Pig-Faced Orcs: Design lessons from Old-School Roleplaying Games
James Reffell
@jreffell
designcult.org
Slides:
  • This is not a gamification talk
  • photos: first convention badge at age 11, awesome map he drew of a dungeon as a kid.
  • Old School Roleplaying Games
    • Chainmail – 1981
    • D & D – 1974
  • There were army games before, but you played an army. The twist was that then you played an individual.
  • D4 version:
    • Give them something to manipulate.
    • Use randomness to generate a story.
    • Use sandboxes and railroads.
    • Enable risk-taking.
  • Give them something to manipulate
    • if you’ve ever done pen and paper rpg, people fiddle with the dice. They are there for randomness, but people play with them, build towers with them.
    • random number generator: you have to move the mouse around a whole bunch to generate a random string.
    • ipad app: for etch-a-sketch. you shake it to clear the screen.
    • Having things to fidget with helps you concentrate without distracting you
    • But we need more things..
      • Texture
  • Use randomness to build story
    • dice/randomness are used, in a very exposed way, to build narrative and build tension. you worry if you will win the fight.
    • Example: rumor table – from d&d adventure. rumors are given out to players at random.
    • One of the classic examples in social media is asking people to contribute content. what should they write about? they often don’t know. sometimes they use a “topic of the day”. but what is that is randomly generated?

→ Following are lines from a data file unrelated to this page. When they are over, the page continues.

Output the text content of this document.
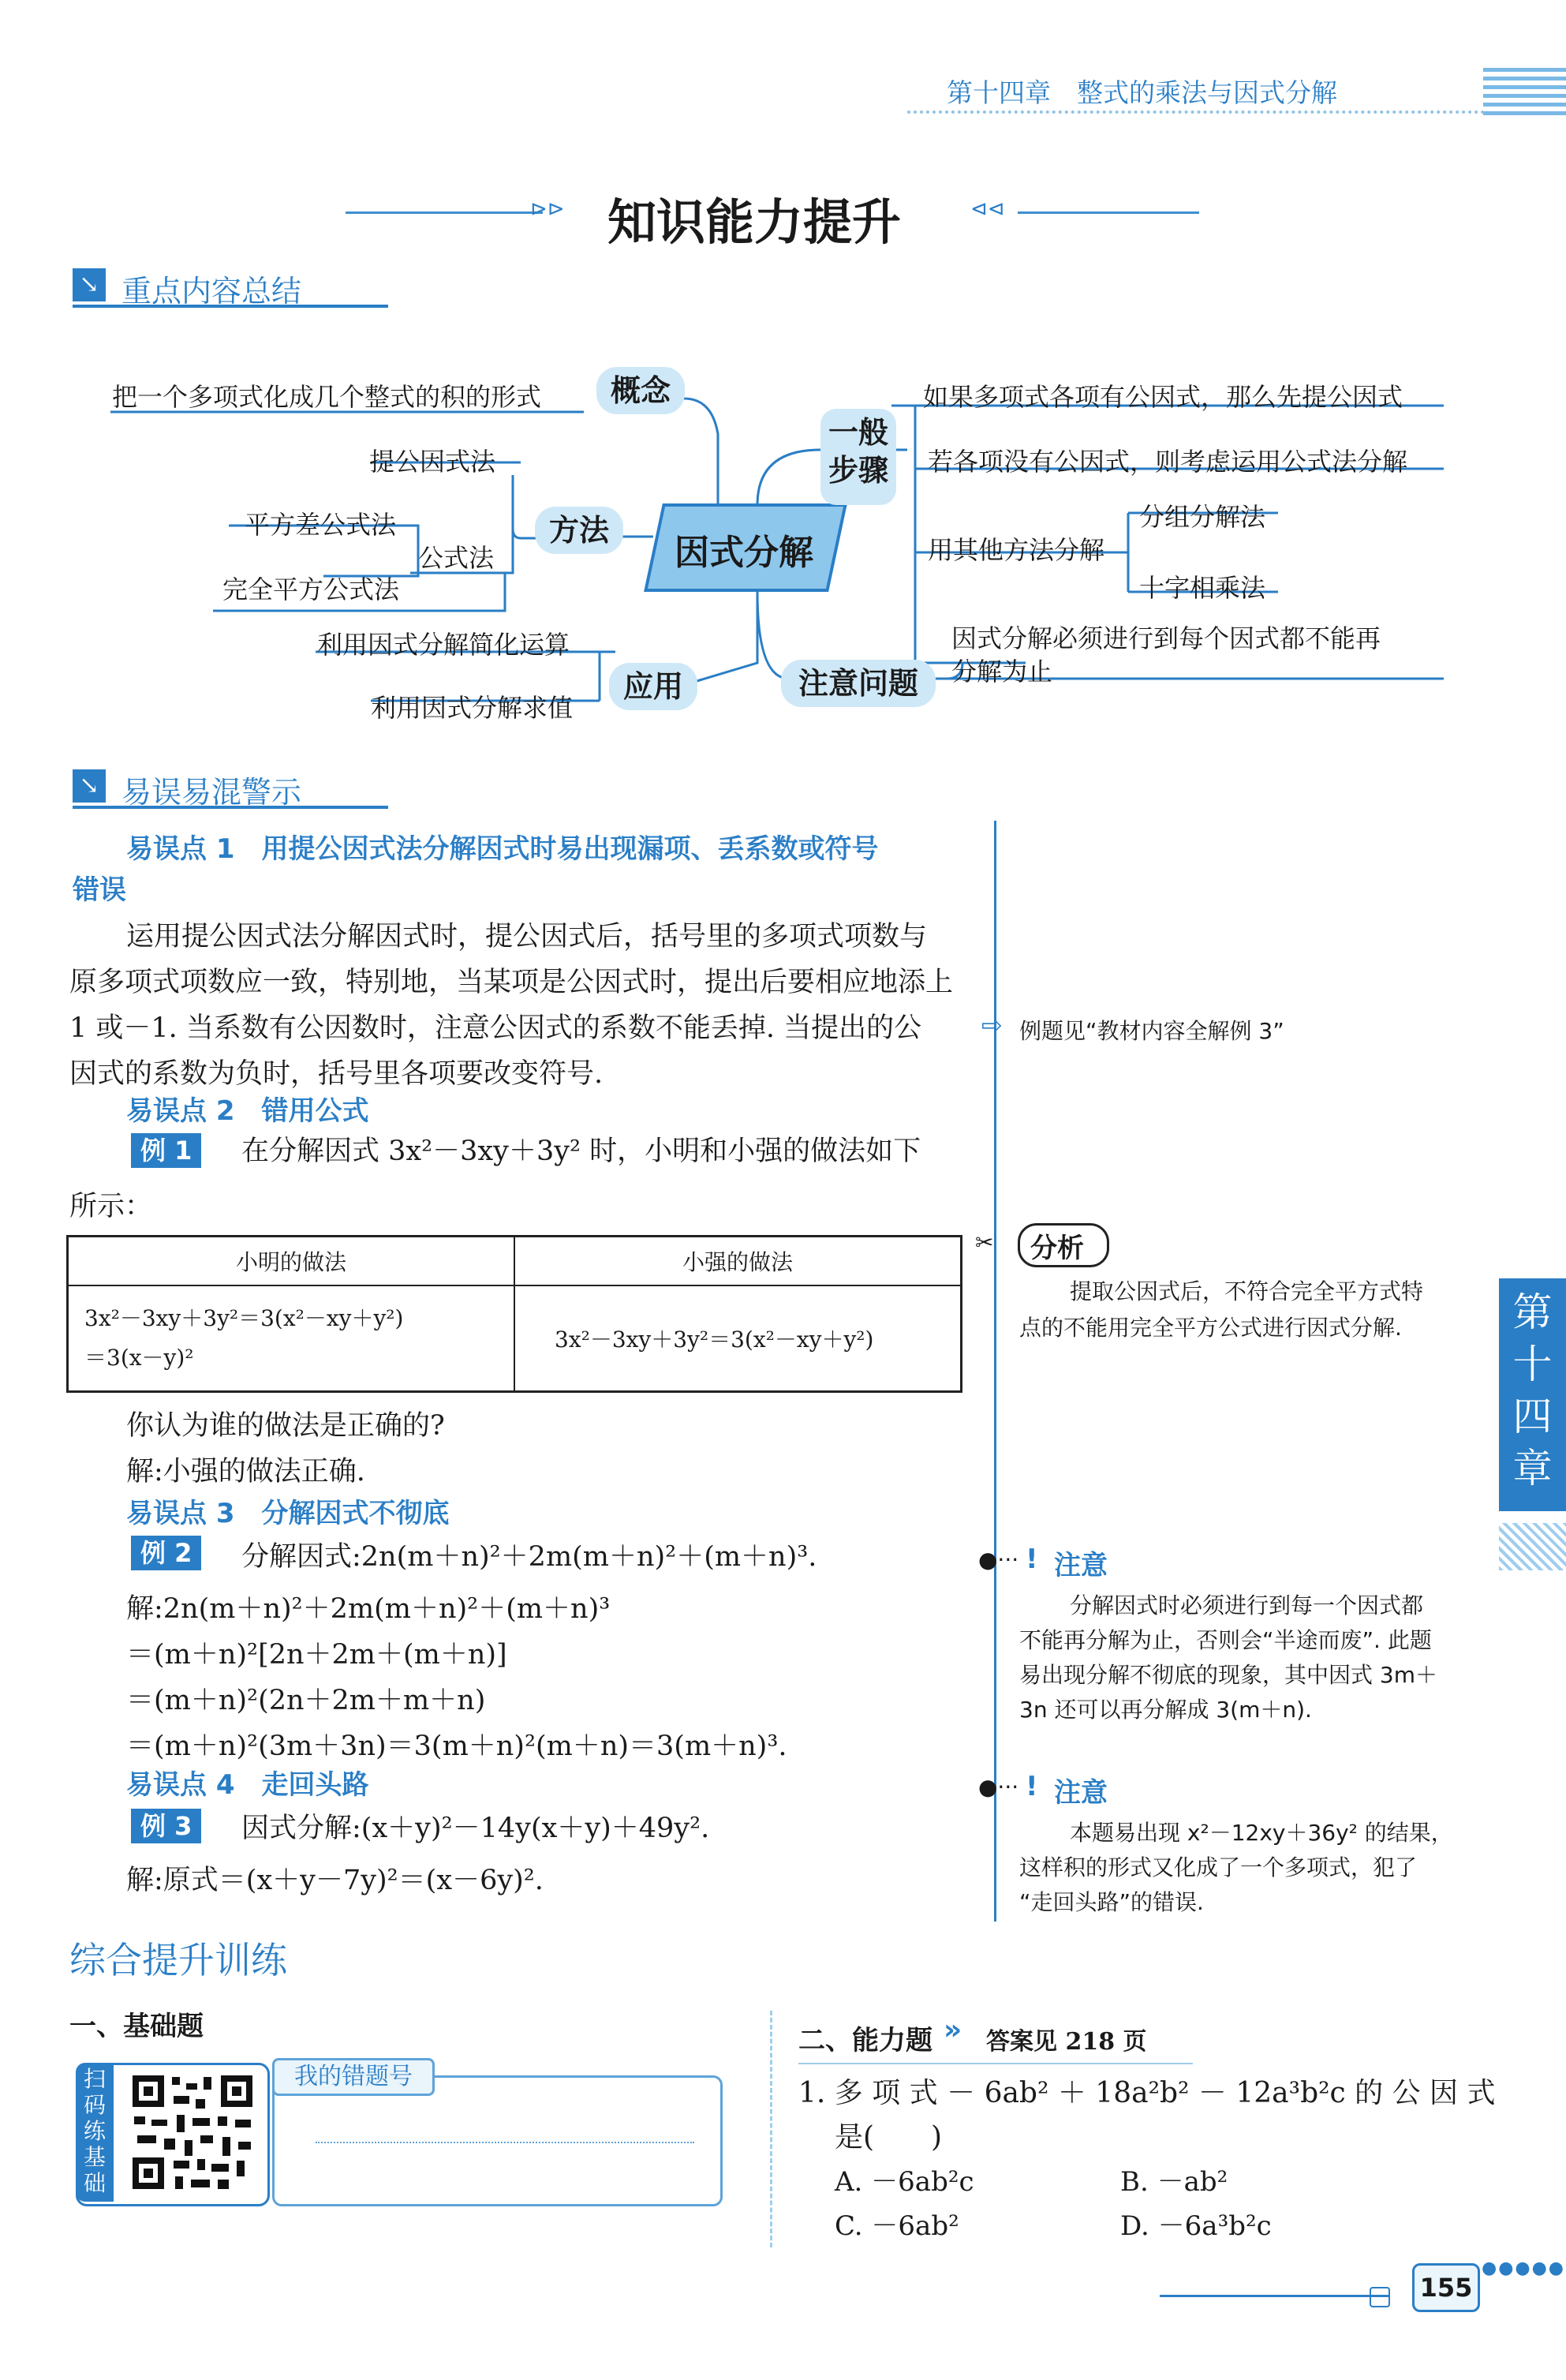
第十四章　整式的乘法与因式分解
⊳⊳ 知识能力提升	⊲⊲
↘ 重点内容总结
因式分解
概念
把一个多项式化成几个整式的积的形式
方法
提公因式法
公式法
平方差公式法
完全平方公式法
应用
利用因式分解简化运算
利用因式分解求值
一般
步骤
如果多项式各项有公因式，那么先提公因式
若各项没有公因式，则考虑运用公式法分解
用其他方法分解
分组分解法
十字相乘法
注意问题
因式分解必须进行到每个因式都不能再
分解为止
↘ 易误易混警示
易误点 1　用提公因式法分解因式时易出现漏项、丢系数或符号
错误
运用提公因式法分解因式时，提公因式后，括号里的多项式项数与
原多项式项数应一致，特别地，当某项是公因式时，提出后要相应地添上
1 或－1. 当系数有公因数时，注意公因式的系数不能丢掉. 当提出的公
因式的系数为负时，括号里各项要改变符号.
易误点 2　错用公式
例 1	在分解因式 3x²－3xy＋3y² 时，小明和小强的做法如下
所示：
小明的做法	小强的做法

3x²－3xy＋3y²＝3(x²－xy＋y²)
＝3(x－y)²	3x²－3xy＋3y²＝3(x²－xy＋y²)
你认为谁的做法是正确的?
解:小强的做法正确.
易误点 3　分解因式不彻底
例 2	分解因式:2n(m＋n)²＋2m(m＋n)²＋(m＋n)³.
解:2n(m＋n)²＋2m(m＋n)²＋(m＋n)³
＝(m＋n)²[2n＋2m＋(m＋n)]
＝(m＋n)²(2n＋2m＋m＋n)
＝(m＋n)²(3m＋3n)＝3(m＋n)²(m＋n)＝3(m＋n)³.
易误点 4　走回头路
例 3	因式分解:(x＋y)²－14y(x＋y)＋49y².
解:原式＝(x＋y－7y)²＝(x－6y)².
⇨ 例题见“教材内容全解例 3”
✂ 分析
提取公因式后，不符合完全平方式特
点的不能用完全平方公式进行因式分解.
●··· ! 注意
分解因式时必须进行到每一个因式都
不能再分解为止，否则会“半途而废”. 此题
易出现分解不彻底的现象，其中因式 3m＋
3n 还可以再分解成 3(m＋n).
●··· ! 注意
本题易出现 x²－12xy＋36y² 的结果，
这样积的形式又化成了一个多项式，犯了
“走回头路”的错误.
第
十
四
章
综合提升训练
一、基础题
扫
码
练
基
础
我的错题号
二、能力题 » 答案见 218 页
1. 多 项 式 － 6ab² ＋ 18a²b² － 12a³b²c 的 公 因 式
是(　　)
A. －6ab²c	B. －ab²
C. －6ab²	D. －6a³b²c
155
●●●●●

  • Use sandboxes and railroads
    • In a sandbox game, players can explore a world. But you really don’t know what is going to happen next.
    • A railroad game has a plot. You don’t know exactly how it is going to go, but it’s got good guys and bad guys and you know who they are.
    • Amazon 
      • A sandbox world. From a product page, you can do anything:
        • you can buy it, you can see other objects like that, you can see stuff that other people who liked that thing liked, you can read reviews, you can go to forums or to wiki, you can see stuff you bought. 
      • A railroad world. From the shopping cart page, there are no distractions, no navigation links. You are heading toward purchasing the product.
  • Enable risk-taking. (Carefully.)
    • In RPG, sometimes characters die. You become even more attached to the characters who don’t die. Characters who die create memories.
    • We don’t want to risk user data, or risking their privacy exposed.
    • Good examples:
      • Bidding on eBay. You have the risk of losing – not winning the bid.
    • Fun failure is a way to prolong the game experience.